Die Hefte bildeten für die erwähnten Auteurs so etwas wie einen stepping stone, über den sie zu neuen Ufern gelangen konnten. Aus jetziger Perspektive mag es wohl kaum etwas Romantischeres geben als die Vorstellung Kette rauchender Intellektueller, die ein gedrucktes Magazin vollschreiben mit ihren eloquenten Überlegungen zum Filmemachen und -schauen. Für sie war es damals die einzig erträgliche Realität. Schreibmaschinen klapperten nun mit Filmprojektoren um die Wette, und die Erfindung tragbarer Tonbandgeräte ermöglichte den Franzosen außerdem die Aufzeichnung langer Interviews mit Kolleg*innen aus den USA und Italien. Es sind historisch wertvolle Gespräche, deren Prinzip der neugierigen Erforschung und zugleich respektvollen Betrachtung fremder Werke Francois Truffaut 1966 mit seinem Buch "Mr Hitchcock, wie haben Sie das gemacht" zur Vollendung brachte.
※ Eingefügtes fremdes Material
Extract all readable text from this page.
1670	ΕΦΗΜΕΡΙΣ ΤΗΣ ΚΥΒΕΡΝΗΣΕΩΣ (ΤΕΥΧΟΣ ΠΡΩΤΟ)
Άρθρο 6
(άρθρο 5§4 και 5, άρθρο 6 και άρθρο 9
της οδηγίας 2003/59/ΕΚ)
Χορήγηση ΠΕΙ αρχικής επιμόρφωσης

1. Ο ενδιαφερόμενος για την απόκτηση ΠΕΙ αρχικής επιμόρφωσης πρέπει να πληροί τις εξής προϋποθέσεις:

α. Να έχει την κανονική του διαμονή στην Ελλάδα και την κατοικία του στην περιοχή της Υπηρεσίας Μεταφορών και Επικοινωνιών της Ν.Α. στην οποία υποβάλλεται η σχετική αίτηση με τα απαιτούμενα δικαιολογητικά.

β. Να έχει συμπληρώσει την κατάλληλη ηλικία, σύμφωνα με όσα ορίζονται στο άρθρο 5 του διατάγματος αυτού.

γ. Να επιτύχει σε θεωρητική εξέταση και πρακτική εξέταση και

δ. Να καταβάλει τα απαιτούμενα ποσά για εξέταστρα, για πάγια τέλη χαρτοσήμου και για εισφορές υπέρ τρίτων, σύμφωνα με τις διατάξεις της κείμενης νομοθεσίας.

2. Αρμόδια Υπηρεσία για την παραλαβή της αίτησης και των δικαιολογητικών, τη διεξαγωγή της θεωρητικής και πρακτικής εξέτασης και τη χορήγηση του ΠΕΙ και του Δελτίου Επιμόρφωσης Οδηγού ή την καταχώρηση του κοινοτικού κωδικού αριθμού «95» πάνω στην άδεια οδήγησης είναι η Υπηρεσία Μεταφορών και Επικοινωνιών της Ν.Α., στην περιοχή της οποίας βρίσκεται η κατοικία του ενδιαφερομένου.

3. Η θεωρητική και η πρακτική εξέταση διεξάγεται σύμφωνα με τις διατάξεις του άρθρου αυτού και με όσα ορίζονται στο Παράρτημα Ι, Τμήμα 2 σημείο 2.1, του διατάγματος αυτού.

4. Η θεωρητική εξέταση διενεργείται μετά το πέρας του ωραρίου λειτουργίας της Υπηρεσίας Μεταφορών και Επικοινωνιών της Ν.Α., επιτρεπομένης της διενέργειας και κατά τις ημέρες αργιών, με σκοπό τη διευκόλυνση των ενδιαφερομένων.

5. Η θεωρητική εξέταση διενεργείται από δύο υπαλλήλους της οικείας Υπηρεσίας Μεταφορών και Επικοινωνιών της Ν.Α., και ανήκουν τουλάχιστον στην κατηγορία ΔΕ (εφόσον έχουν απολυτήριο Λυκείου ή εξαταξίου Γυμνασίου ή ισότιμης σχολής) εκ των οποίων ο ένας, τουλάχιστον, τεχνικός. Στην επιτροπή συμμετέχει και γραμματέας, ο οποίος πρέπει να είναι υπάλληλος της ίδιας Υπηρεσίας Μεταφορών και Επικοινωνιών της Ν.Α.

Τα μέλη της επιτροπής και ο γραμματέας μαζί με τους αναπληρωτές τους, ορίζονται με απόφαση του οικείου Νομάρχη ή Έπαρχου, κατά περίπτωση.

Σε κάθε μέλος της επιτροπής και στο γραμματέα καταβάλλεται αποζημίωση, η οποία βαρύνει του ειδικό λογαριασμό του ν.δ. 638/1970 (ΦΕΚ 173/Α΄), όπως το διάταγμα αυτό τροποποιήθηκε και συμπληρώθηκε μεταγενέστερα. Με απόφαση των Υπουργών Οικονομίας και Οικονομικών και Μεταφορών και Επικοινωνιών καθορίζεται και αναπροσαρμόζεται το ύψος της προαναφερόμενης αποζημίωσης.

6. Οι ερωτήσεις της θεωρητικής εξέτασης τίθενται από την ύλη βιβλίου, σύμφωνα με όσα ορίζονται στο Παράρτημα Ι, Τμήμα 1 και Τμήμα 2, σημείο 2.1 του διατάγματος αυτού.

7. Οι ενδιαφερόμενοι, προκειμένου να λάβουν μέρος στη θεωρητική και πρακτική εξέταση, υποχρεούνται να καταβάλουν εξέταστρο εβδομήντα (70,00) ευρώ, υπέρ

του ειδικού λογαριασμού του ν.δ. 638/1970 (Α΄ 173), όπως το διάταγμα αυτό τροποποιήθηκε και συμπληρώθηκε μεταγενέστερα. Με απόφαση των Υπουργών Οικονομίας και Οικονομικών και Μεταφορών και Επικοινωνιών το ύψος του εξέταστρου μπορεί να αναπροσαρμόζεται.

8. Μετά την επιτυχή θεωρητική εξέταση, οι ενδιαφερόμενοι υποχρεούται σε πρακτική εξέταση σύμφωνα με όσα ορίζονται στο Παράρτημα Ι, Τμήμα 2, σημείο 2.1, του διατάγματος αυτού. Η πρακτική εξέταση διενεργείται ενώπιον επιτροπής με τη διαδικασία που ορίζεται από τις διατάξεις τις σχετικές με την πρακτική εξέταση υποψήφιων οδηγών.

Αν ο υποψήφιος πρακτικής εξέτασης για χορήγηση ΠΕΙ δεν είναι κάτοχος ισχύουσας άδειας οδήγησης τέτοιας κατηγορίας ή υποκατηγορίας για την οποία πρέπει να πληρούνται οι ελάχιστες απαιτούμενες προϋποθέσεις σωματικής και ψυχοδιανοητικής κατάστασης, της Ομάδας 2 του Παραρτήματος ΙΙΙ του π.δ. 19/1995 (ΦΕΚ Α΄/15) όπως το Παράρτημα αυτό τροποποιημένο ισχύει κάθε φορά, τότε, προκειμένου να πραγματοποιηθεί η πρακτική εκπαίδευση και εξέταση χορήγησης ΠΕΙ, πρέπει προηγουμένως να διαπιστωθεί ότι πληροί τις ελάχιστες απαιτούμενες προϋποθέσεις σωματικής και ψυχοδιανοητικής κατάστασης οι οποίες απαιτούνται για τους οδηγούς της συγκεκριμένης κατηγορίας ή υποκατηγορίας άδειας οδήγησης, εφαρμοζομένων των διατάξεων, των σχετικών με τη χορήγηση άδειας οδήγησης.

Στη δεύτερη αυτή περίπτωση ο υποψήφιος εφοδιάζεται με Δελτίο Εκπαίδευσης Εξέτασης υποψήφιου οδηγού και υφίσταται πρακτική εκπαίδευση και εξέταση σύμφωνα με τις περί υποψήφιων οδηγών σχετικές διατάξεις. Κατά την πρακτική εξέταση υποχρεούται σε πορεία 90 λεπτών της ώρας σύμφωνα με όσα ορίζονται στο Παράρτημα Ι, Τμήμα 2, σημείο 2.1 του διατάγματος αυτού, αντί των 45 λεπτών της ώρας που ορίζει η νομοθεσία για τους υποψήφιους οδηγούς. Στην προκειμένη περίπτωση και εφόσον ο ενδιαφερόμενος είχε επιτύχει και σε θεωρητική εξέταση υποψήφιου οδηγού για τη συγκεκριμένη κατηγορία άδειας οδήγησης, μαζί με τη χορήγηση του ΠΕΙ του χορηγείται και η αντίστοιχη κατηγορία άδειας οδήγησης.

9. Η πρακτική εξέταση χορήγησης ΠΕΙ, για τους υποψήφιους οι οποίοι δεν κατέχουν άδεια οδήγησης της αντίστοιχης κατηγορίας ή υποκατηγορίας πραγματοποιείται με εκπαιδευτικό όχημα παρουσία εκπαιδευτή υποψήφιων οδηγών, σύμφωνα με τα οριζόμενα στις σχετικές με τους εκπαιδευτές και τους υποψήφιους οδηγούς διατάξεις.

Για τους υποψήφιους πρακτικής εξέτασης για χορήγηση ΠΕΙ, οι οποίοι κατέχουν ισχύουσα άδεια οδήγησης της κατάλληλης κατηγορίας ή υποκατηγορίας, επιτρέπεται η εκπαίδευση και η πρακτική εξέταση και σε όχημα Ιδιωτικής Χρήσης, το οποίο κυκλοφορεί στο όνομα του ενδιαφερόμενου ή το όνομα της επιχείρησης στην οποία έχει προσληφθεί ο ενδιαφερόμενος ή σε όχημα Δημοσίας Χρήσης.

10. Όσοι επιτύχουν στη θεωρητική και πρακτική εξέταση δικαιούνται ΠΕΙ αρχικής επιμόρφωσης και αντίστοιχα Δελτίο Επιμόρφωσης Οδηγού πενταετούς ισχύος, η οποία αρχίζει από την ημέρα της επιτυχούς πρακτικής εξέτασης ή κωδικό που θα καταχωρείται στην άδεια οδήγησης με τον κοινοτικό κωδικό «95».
Die Spuren der Konjunkturen

Nun ja, Vollendung ist flüchtig– wer wüsste das besser als Filmemacher*innen, die eine Geschichte mit "Fin" beschließen und längst den Anfang der nächsten im Kopf haben. Nicht ohne uns im Abspann ausführlich vor Augen zu führen, welch kollektive Anstrengung zur Realisation jeweils vonnöten ist. Müßig also, heute einzelne Autor*innen oder nur die glorreiche Geschichte der Hefte in den 1950er und 60er Jahren hervorzuheben – auch wenn Emily Bickertons "Eine kurze Geschichte der Cahiers du cinéma" diesbezüglich zu empfehlen bleibt. Natürlich sind die Cahiers du Cinéma als Gesamtkunstwerk weder von inhaltlichem Relevanzverlust verschont noch von ökonomischen Ziehkräften des Marktes unberührt geblieben. Was lange währt, zeigt halt viele Facetten. Besonders spektakulär geriet die Übernahme im letzten Jahr durch ein Investorenkonsortium und der Rücktritt der gesamten Redaktion um den langjährigen Chefredakteur Stéphane Delorme. Drama gehört wohl einfach zur Kunst dazu – auch für die Avantgarde. Das macht die Lektüre nicht unbedingt weniger spannend.